Mobile businesses are differentiated from “mobile services,” which are described as businesses that go to a customer’s home or business and perform some sort of service like landscaping, pet grooming, car detailing and so on.
A list of operational requirements for mobile businesses was also highlighted in the meeting. Among the requirements is an annual inspection from the police chief, providing the city with a map of where the mobile business will be set up from day-to-day and providing means for litter disposal for customers and removing any trash before heading to a new location.
Limits are also proposed for how long a mobile business may be at a certain location. This translates to no more than 12 hours for a single day, no more than five consecutive days in seven at the same location, and no more than 14 days out of 28 in the same location.
“Why do we want to be specific with those numbers?” Tanner asked, adding she felt the city was potentially creating more hoops someone has to jump through in order to get a mobile business approved and remain operational. “Why make it harder on our entrepreneurs?”
A reason given for the time restriction was to ensure a mobile business vendor didn’t end up making a temporary location a semi-permanent.
Additional standards and restrictions were proposed that dealt with where a mobile business can operate in the city, where it can set up on private property, parking needs and other issues.
While council members appeared pleased with the direction the proposed ordinance amendments were going, Tanner brought it back to the original land issue code she and Stucki say needs to change.
“I know I’ve brought this up before, but I see the business license issue of the mobile barbershop being more (related to the permissible land use issue) that says, essentially, we’re prohibiting everything unless we say so,” Tanner said
One of the attorneys for the city present at the meeting told Tanner that the current set up of the land use ordinance was the “best way to go” for legal reasons. Tanner replied that while she understood it protected the city in some ways, it still didn’t sit well with her from a “fundamental, freedom stand point.”
“We could go through and say what we don’t want in the zone and do it opposite of the way we’re doing it right now?” she said.
There wasn’t much discussion beyond that as the City Council meeting moved on to another agenda item.
Acting City Manager John Willis said the ordinance amendments could end up before the city’s planning commission for consideration and public comment during its Dec. 15 meeting.
As for Stucki’s thoughts on the matter, he said he was grateful the City Council and staff were working on a way to allow him to create his business.
The code amendments will then go to the City Council for approval or denial. If approved, they will be on the books for two years as a testing period. The ordinance amendments will ether be renewed at that time are allowed to expire.
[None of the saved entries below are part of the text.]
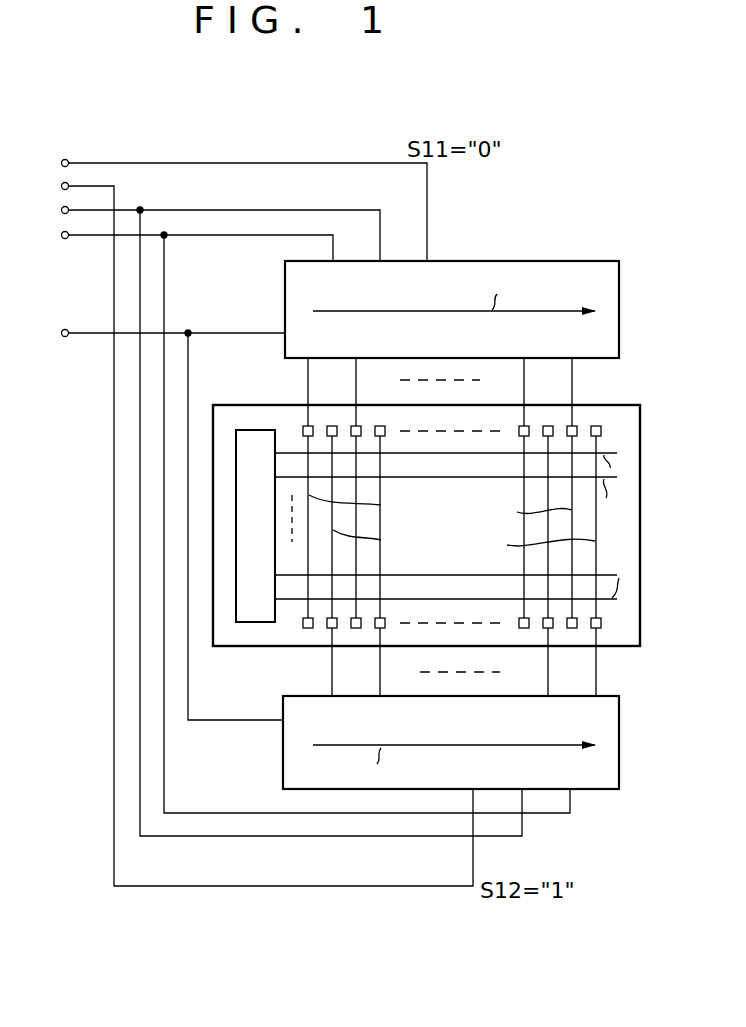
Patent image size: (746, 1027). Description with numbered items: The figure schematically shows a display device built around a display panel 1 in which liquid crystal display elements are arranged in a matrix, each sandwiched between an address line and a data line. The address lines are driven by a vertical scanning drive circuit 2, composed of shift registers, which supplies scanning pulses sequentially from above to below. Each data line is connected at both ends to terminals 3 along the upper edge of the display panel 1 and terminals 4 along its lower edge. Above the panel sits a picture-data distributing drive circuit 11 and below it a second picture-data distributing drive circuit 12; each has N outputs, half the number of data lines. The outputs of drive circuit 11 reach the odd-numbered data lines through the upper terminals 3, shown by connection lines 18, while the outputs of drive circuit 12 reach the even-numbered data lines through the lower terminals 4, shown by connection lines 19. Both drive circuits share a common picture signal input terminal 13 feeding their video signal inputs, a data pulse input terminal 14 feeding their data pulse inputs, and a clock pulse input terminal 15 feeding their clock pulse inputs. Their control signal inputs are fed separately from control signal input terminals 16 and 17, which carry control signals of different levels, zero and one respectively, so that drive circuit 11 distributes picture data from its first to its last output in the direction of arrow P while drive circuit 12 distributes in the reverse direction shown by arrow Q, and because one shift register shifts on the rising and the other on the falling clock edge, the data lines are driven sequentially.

The display panel 1 is at (443, 509).
The vertical scanning drive circuit 2 is at (252, 429).
The terminals 3 is at (603, 431).
The terminals 4 is at (603, 625).
The picture-data distributing drive circuit 11 is at (621, 306).
The picture-data distributing drive circuit 12 is at (621, 744).
The picture signal input terminal 13 is at (60, 332).
The data pulse input terminal 14 is at (60, 234).
The clock pulse input terminal 15 is at (60, 209).
The control signal input terminal 16 is at (60, 162).
The control signal input terminal 17 is at (60, 185).
The output lines of first shift register 18 is at (560, 384).
The output lines of second shift register 19 is at (585, 668).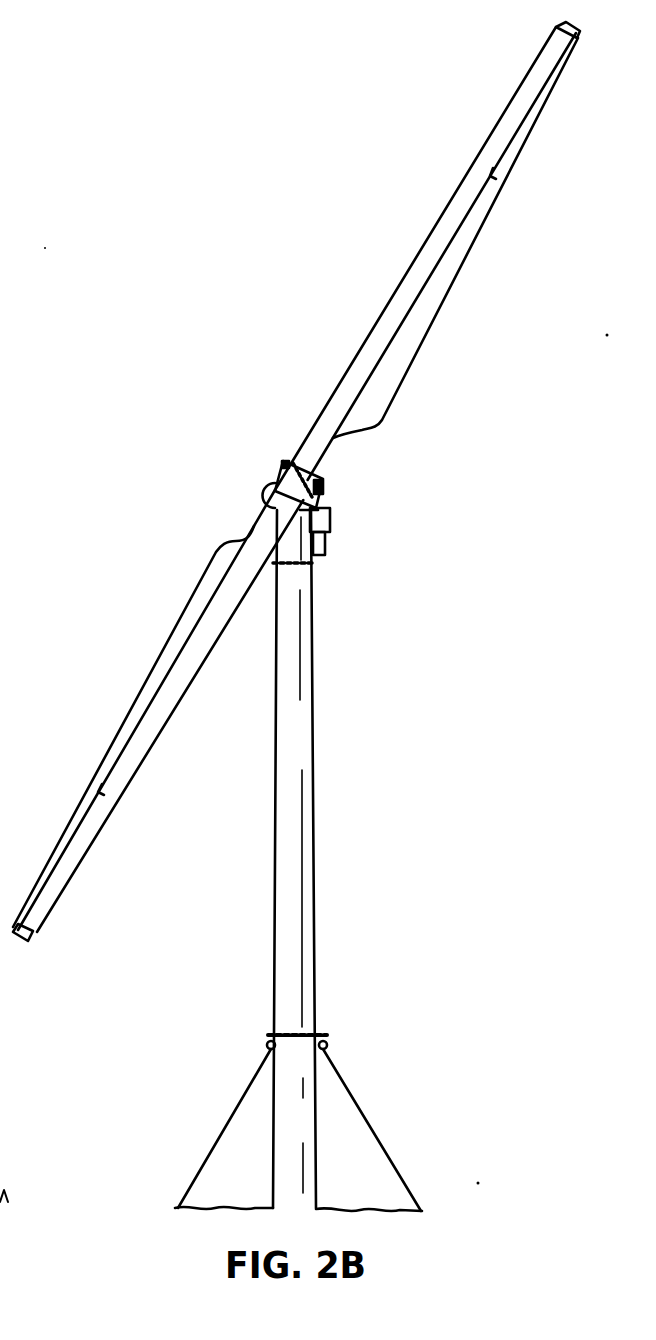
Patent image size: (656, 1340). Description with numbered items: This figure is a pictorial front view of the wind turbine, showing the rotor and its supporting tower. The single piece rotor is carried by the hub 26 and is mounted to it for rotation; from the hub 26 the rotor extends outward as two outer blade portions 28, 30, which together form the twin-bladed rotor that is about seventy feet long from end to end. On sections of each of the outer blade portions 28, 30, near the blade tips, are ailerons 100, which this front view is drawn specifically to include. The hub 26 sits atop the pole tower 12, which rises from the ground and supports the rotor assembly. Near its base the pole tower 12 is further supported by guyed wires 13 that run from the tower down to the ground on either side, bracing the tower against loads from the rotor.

The pole tower 12 is at (310, 1133).
The guyed wires 13 is at (232, 1120).
The hub 26 is at (275, 473).
The outer blade portion 28 is at (368, 337).
The outer blade portion 30 is at (182, 697).
The ailerons 100 is at (505, 162).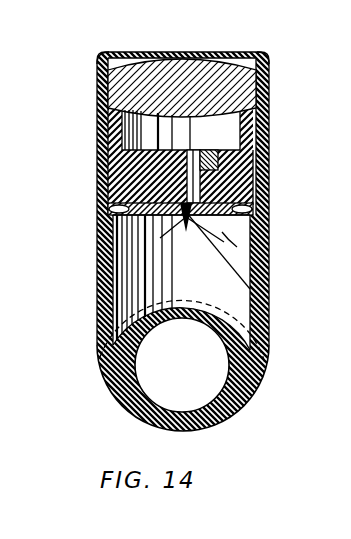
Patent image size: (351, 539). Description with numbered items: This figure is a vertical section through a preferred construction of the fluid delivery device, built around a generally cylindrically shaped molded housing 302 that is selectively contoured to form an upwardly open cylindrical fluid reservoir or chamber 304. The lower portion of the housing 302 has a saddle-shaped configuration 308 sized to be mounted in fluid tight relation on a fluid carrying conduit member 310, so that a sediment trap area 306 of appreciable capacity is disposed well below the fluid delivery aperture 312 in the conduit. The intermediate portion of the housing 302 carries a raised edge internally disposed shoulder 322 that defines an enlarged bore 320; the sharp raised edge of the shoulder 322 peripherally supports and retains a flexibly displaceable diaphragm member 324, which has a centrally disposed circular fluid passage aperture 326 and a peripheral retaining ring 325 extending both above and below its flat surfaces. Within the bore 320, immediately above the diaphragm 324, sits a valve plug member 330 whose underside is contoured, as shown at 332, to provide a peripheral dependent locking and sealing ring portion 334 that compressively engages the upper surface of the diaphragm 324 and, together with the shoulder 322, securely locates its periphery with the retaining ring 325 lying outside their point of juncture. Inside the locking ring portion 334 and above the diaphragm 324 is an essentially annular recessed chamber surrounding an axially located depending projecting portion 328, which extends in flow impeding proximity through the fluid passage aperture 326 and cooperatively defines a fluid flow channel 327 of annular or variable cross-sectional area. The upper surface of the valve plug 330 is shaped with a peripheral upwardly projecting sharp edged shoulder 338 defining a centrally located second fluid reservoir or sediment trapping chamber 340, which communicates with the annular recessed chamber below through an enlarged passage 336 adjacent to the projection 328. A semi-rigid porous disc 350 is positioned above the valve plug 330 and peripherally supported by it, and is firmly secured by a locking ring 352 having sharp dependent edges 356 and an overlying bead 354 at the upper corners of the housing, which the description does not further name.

The molded housing 302 is at (262, 286).
The fluid reservoir or chamber 304 is at (237, 247).
The sediment trap area 306 is at (262, 360).
The saddle-shaped configuration 308 is at (100, 326).
The fluid carrying conduit member 310 is at (208, 428).
The fluid delivery aperture 312 is at (186, 320).
The enlarged bore 320 is at (262, 185).
The raised edge shoulder 322 is at (150, 236).
The diaphragm member 324 is at (128, 258).
The retaining ring 325 is at (160, 214).
The fluid passage aperture 326 is at (108, 290).
The fluid flow channel 327 is at (250, 289).
The depending projecting portion 328 is at (184, 226).
The valve plug member 330 is at (107, 165).
The contoured underside 332 is at (263, 236).
The locking and sealing ring portion 334 is at (110, 205).
The enlarged passage 336 is at (262, 160).
The sharp edged shoulder 338 is at (262, 126).
The second fluid reservoir or sediment trapping chamber 340 is at (165, 128).
The semi-rigid porous disc 350 is at (194, 72).
The locking ring 352 is at (96, 78).
The rim 354 is at (103, 53).
The sharp dependent edges 356 is at (268, 96).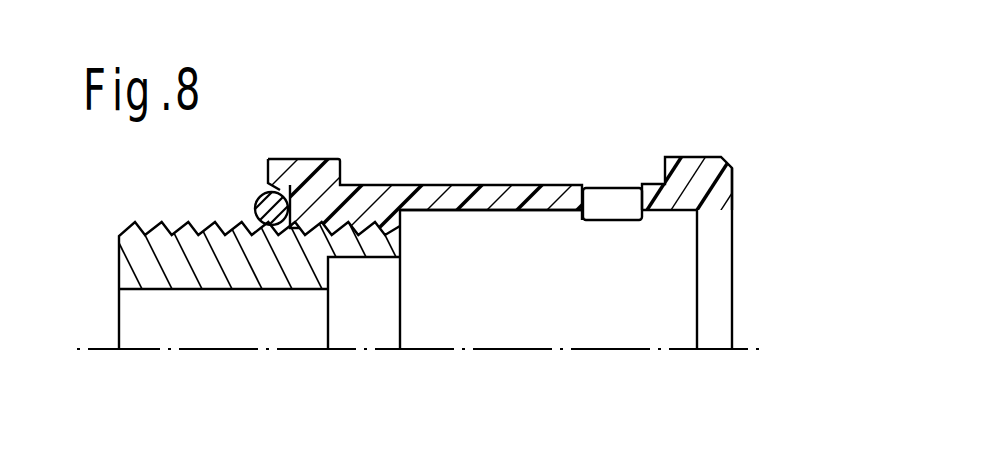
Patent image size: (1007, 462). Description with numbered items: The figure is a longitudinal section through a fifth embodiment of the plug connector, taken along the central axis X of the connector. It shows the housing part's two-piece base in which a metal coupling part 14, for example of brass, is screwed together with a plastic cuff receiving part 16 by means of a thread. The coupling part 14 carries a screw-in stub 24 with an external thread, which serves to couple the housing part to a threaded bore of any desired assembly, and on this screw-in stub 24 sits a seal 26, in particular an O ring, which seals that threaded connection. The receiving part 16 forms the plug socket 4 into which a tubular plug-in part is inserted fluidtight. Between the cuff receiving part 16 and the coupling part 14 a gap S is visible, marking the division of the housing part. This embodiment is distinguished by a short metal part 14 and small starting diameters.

The screw-in stub 24 is at (133, 262).
The coupling part 14 is at (223, 287).
The gap S is at (333, 228).
The receiving part 16 is at (400, 185).
The seal 26 is at (261, 199).
The plug socket 4 is at (410, 272).
The axis X is at (422, 349).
“I really appreciate the city being willing to start the conversation,” he said. “I appreciate they’re doing the job because they get a lot of people like me who are upset and have cantankerous attitudes.”
Still, Stucki remained critical of the land use ordinance that originally saw his application for a business license denied.
“They are trying to do something, but again, they are missing the point,” he said. “This is a matter of principle to me… I want to make sure we’re creating a better community for everybody – a community that isn’t a nanny state. That’s why I was here today. This needs to change.”
We have a need to change City Code section 10-1-3 (A) which states “Any use of land that is not plainly designated as an allowed use in the zone is prohibited.” The burden should not be placed on the citizens to prove their liberty to the government, but rather the burden must be placed on the government to justify its restrictions on the people.Rather than placing arbitrary numbers, such as a mobile business only being able to operate 5 days a week, I would advocate that we only place restrictions on things we can demonstrate place a risk to public safety or infringes upon the liberty of another. I support the free market and believe government should limit itself in these areas as much as possible.